Analytics
Monitor LLM usage, costs, and guardrail activity across all providers.
Overview
The Analytics page shows LLM usage, costs, and guardrail activity across your organization. Every request through the AI Gateway is tracked with cost, token count, latency, and model.
Summary cards
4 stat cards at the top show metrics for the selected time period:
- Total cost: Combined spend across all endpoints and providers
- Total requests: Number of completion and embedding requests processed
- Total tokens: Combined prompt and completion tokens across all requests
- Avg latency: Average round-trip time from request to complete response
Time period selector
Use the dropdown in the top right to switch between Today, 7 days, 30 days, and 90 days. Your selection is saved and persists across sessions. When "Today" is selected, the cost chart shows hourly bars instead of a daily trend line.
Cost over time
For "Today", a bar chart shows cost per hour across all 24 hours of the day. For longer periods (7d, 30d, 90d), a line chart shows the daily cost trend. Hover over any data point to see the exact cost.
Cost by model
A horizontal bar chart showing spend per LLM model. If you run multiple models for different tasks, check whether a lighter model for simpler tasks could cut costs.
Cost by endpoint
A ranked list showing spend and request volume per endpoint. Each entry shows the endpoint name, request count, and total cost.
Top users
The top 10 users ranked by spend, with request count, token usage, and cost per user.
Guardrails activity
This section appears when guardrail rules are active and have triggered during the selected period. It shows:
- Blocked: Number of requests rejected by guardrail rules
- Masked: Number of requests where content was redacted before reaching the LLM
- A breakdown by guardrail type (PII detection vs content filter) and action taken
Request logs
Click "Load logs" at the bottom of the page to view recent requests with full details. Each row shows the endpoint, model, user, tokens, cost, and status code. Click a row to expand it and see:
- Request: The full message array sent to the LLM (JSON)

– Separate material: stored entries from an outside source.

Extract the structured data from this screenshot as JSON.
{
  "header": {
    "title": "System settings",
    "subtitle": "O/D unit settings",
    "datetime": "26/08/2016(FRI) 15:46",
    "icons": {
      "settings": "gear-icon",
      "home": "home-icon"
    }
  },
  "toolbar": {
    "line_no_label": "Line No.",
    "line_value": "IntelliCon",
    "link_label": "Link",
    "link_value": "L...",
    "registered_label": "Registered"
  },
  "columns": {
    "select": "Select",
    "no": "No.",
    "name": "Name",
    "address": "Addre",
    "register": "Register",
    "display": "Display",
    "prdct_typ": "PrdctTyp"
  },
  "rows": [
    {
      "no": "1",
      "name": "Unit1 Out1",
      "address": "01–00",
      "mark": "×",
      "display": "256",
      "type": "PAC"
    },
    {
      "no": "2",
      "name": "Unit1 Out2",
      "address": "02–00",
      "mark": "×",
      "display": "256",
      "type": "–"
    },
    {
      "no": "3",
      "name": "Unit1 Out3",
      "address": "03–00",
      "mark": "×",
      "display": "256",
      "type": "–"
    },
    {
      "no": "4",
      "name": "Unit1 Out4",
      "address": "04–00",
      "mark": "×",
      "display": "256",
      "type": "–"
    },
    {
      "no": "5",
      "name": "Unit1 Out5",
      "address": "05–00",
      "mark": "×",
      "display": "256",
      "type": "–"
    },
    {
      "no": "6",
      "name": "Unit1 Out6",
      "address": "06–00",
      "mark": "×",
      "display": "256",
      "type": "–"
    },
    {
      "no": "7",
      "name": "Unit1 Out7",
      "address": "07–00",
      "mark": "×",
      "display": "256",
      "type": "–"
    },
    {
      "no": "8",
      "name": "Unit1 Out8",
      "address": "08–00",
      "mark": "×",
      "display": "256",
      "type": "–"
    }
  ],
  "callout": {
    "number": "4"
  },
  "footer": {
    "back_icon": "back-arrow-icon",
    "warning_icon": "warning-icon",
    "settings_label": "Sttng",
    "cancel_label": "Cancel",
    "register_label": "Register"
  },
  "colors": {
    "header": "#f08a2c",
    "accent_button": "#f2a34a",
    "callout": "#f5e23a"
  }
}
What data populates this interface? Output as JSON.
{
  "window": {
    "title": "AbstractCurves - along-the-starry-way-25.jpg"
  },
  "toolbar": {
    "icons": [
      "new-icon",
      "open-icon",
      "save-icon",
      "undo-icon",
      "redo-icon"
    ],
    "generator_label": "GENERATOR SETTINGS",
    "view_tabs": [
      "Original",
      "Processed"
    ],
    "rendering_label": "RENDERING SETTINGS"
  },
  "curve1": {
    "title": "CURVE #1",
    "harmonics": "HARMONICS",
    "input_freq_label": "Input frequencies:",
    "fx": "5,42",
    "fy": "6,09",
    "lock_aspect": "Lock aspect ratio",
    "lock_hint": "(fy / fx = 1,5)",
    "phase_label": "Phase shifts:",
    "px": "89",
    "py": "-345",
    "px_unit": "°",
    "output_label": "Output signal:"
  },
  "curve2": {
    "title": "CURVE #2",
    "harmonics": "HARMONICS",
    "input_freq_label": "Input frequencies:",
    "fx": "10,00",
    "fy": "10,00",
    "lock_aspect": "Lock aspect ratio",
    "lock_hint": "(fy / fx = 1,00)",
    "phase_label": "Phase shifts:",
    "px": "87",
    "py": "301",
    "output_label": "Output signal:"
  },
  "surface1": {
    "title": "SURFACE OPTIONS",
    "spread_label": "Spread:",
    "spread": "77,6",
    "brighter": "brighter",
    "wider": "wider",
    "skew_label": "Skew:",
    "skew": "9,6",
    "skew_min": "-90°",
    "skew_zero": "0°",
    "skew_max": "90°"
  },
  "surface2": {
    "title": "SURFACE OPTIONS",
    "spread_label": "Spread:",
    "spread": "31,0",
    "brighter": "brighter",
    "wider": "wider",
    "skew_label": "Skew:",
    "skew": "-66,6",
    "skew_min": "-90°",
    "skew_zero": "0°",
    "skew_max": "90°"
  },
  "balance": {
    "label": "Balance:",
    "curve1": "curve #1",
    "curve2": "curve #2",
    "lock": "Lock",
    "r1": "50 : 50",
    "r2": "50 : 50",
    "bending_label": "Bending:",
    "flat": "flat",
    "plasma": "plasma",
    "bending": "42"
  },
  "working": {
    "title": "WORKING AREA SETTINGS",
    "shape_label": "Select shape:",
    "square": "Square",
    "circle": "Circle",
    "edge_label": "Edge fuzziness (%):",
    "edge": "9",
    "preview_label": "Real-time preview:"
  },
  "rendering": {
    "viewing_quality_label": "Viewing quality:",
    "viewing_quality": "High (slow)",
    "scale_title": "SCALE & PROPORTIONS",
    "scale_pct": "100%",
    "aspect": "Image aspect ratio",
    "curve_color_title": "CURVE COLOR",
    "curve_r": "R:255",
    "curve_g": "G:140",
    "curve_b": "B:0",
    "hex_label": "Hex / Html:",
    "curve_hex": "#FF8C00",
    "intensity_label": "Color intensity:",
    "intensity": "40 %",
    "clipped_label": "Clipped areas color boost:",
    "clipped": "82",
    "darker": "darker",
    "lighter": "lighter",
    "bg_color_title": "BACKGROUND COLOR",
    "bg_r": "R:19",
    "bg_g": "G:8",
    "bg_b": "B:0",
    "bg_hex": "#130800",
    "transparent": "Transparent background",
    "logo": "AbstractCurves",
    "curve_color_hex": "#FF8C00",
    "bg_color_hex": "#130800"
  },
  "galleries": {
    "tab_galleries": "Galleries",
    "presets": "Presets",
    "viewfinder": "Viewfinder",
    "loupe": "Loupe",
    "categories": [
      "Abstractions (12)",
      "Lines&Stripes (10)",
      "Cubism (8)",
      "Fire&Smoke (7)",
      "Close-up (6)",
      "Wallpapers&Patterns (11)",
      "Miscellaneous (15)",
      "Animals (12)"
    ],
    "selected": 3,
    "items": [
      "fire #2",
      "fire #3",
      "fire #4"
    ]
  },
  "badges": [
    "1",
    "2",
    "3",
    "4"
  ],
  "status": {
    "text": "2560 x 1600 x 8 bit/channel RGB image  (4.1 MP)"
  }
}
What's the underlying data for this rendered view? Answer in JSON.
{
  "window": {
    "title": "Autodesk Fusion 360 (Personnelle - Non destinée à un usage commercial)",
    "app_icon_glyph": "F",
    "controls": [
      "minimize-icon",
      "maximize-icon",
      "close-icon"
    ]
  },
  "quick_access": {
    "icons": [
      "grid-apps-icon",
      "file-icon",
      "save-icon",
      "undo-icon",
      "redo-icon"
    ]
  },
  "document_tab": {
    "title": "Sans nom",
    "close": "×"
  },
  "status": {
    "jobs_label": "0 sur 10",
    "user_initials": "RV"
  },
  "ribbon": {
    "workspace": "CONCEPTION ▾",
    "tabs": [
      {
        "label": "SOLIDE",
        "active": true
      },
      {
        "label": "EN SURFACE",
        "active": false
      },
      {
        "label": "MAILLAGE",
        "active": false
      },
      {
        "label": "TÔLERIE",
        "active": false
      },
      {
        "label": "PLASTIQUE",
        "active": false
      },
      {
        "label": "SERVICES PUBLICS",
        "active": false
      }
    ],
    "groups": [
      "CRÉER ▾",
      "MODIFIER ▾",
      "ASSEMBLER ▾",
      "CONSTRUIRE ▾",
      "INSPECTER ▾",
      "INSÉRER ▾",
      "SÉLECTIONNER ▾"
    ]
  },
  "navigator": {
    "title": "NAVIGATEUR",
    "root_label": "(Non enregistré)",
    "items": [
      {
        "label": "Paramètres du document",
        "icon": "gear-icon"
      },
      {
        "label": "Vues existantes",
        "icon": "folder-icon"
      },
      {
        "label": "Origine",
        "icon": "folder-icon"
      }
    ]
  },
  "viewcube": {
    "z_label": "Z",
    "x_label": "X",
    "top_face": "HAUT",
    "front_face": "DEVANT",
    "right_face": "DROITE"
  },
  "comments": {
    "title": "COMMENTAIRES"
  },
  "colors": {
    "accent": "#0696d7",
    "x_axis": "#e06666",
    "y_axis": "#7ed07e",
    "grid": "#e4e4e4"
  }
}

- Response: The model's response text
- Error: Error message if the request failed
- Metadata: Custom tags attached to the request (e.g., department, project)
- Latency, prompt tokens, and completion tokens
Metadata tags
API callers can attach metadata to requests (e.g., {"department": "engineering", "project": "chatbot"}). This metadata is stored in the spend log and visible in expanded request details. A "Cost by tag" API endpoint is available for programmatic tag-based analytics.